The draft agreement put forward by United Nations envoys for the Rio+20 conference addresses cuts in fossil-fuel subsidies, provides support for renewable energy and includes measures to protect oceans; yet, environmental groups have called the text titled “The Future We Want" a watered-down "polluter's charter" with all tangible outcomes removed or weakened. Groups including WWF and Greenpeace say a final agreement should contain stronger language on sustainable commitments, Business Week said. According to The Guardian, the text acknowledges the world's serious environmental and social problems without planning how to deal with them. As it stands, the draft that will be presented to attendees contains almost no timetables, definitions or ways to monitor new sustainable development goals, nor any commitment for a "green economy" that integrates environmental and social costs into decision-making. Obstacles encountered during the drafting process include a backtrack on funding from the EU; and China and emerging economies dodging any terms that might commit them to environmental monitoring, The Guardian said.
One expectation from Rio is an update of a 2006 agreement called the Strategic Approach to International Chemicals Management, which governs the global management of industrial chemicals. In the draft text of the Rio agreement the provision on chemicals has not yet been finalized. So far, it includes language to endorse a goal for global sound management of commercial chemicals and environmentally sound handling of hazardous waste by 2020, and a drawdown of HFC production, writes Chemical and Engineering News.
The EPA has reached an agreement with 70 companies to pay for the cleanup of approximately 16,000 cubic yards of contaminated sediment from a half-mile long area of the Passaic River in Lyndhurst, N.J. The $20 million Superfund project is scheduled to begin in spring 2013 and includes testing and monitoring while the EPA works on a final cleanup plan for the lower 17 miles of the river. Companies involved in this stage of the cleanup include BASF, CBS, Chevron, DuPont, GE, Honeywell, Alcatel-Lucent, Pfizer, Sherwin-Williams, and Tiffany & Company, the agency said.
The White House is likely to veto a GOP-led plan to overturn EPA's MATS regulations, which require cuts in mercury and other toxic emissions from coal-fired power plants. The Senate is expected to vote this week on Sen. James Inhofe’s (R-Okla.) resolution to block the regulations, The Hill said.
House Republicans introduced a bill to cut the EPA's budget by $1.4 billion, about 17 percent less than its current funding, and bringing the EPA below fiscal 1998 levels. Overall the 2013 Interior and Environment bill has $28 billion in funding – $1.2 billion less than 2012, The Hill said.
Officials in Illinois have passed a bill that would block any measures to ban plastic bags and instead force manufacturers to set up recycling collection sites so that 75 percent of the state's population live within 10 miles of a bag collection site by 2014. The measure applies to every community except Chicago, and also bans fees charged for bags, writes Waste & Recycling News. The bill awaits a signature from governor Pat Quinn.
A bill passed by the Rhode Island legislature would create a management program for unused paint.
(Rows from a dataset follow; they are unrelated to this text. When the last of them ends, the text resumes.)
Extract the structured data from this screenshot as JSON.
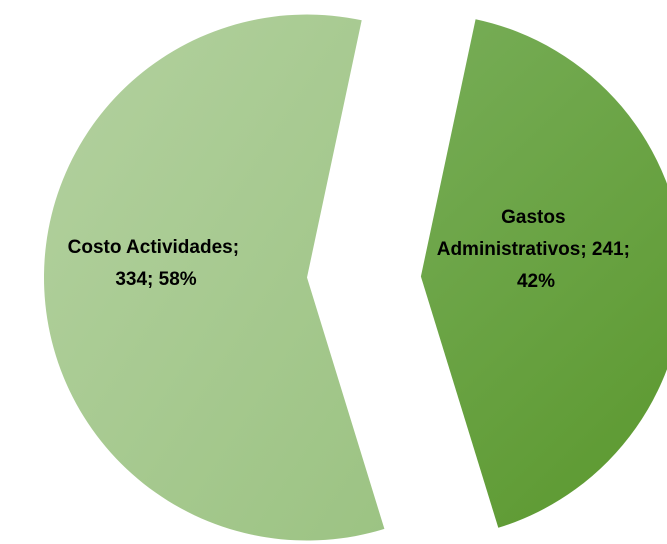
{
  "chart_data": {
    "type": "pie",
    "exploded": true,
    "slices": [
      {
        "label_lines": [
          "Costo Actividades;",
          "334; 58%"
        ],
        "category": "Costo Actividades",
        "value": 334,
        "percent": 58,
        "color_light": "#b3d19f",
        "color_dark": "#9cc383"
      },
      {
        "label_lines": [
          "Gastos",
          "Administrativos; 241;",
          "42%"
        ],
        "category": "Gastos Administrativos",
        "value": 241,
        "percent": 42,
        "color_light": "#77ad57",
        "color_dark": "#5f9b34"
      }
    ]
  }
}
Senate Bill 2083 dictates that a paint trade organization be funded by a surcharge on retail paint products, to manage a program which would collect, transport, reuse, recycle or burn for energy unused paint products with environmentally sound management practices, writes Waste & Recycling News.
The United Nations International Civil Aviation Organization said that it expects to release a draft proposal for aviation emissions by March 2013, not in 2012. The ICAO, which has been pressured to develop an alternative to the EU's aviation emissions policy, is expected to discuss market-based measures to reduce emissions next week, and seek consensus at its fall 2013 full-member assembly, Reuters said.
Military use of renewable fuel for ships and jets is likely to remain substantially more expensive than petroleum products without a technological breakthrough, a U.S. Air Force study by the RAND Corporation think tank found. The study said that consumption by the Defense Department – about 340,000 barrels per day – is too small to impact global prices, writes the Chicago Tribune.
The EPA, under court order to respond, told the Center for Biological Diversity and other environmental groups that it has no immediate plans to introduce regulations for greenhouse-gas emissions from aircraft, ships or off-highway vehicles such as trucks used in mining operations. The groups say that these sources are responsible for 24 percent of US mobile-source GHG emissions and about 290,000 tons of soot every year, Bloomberg reports.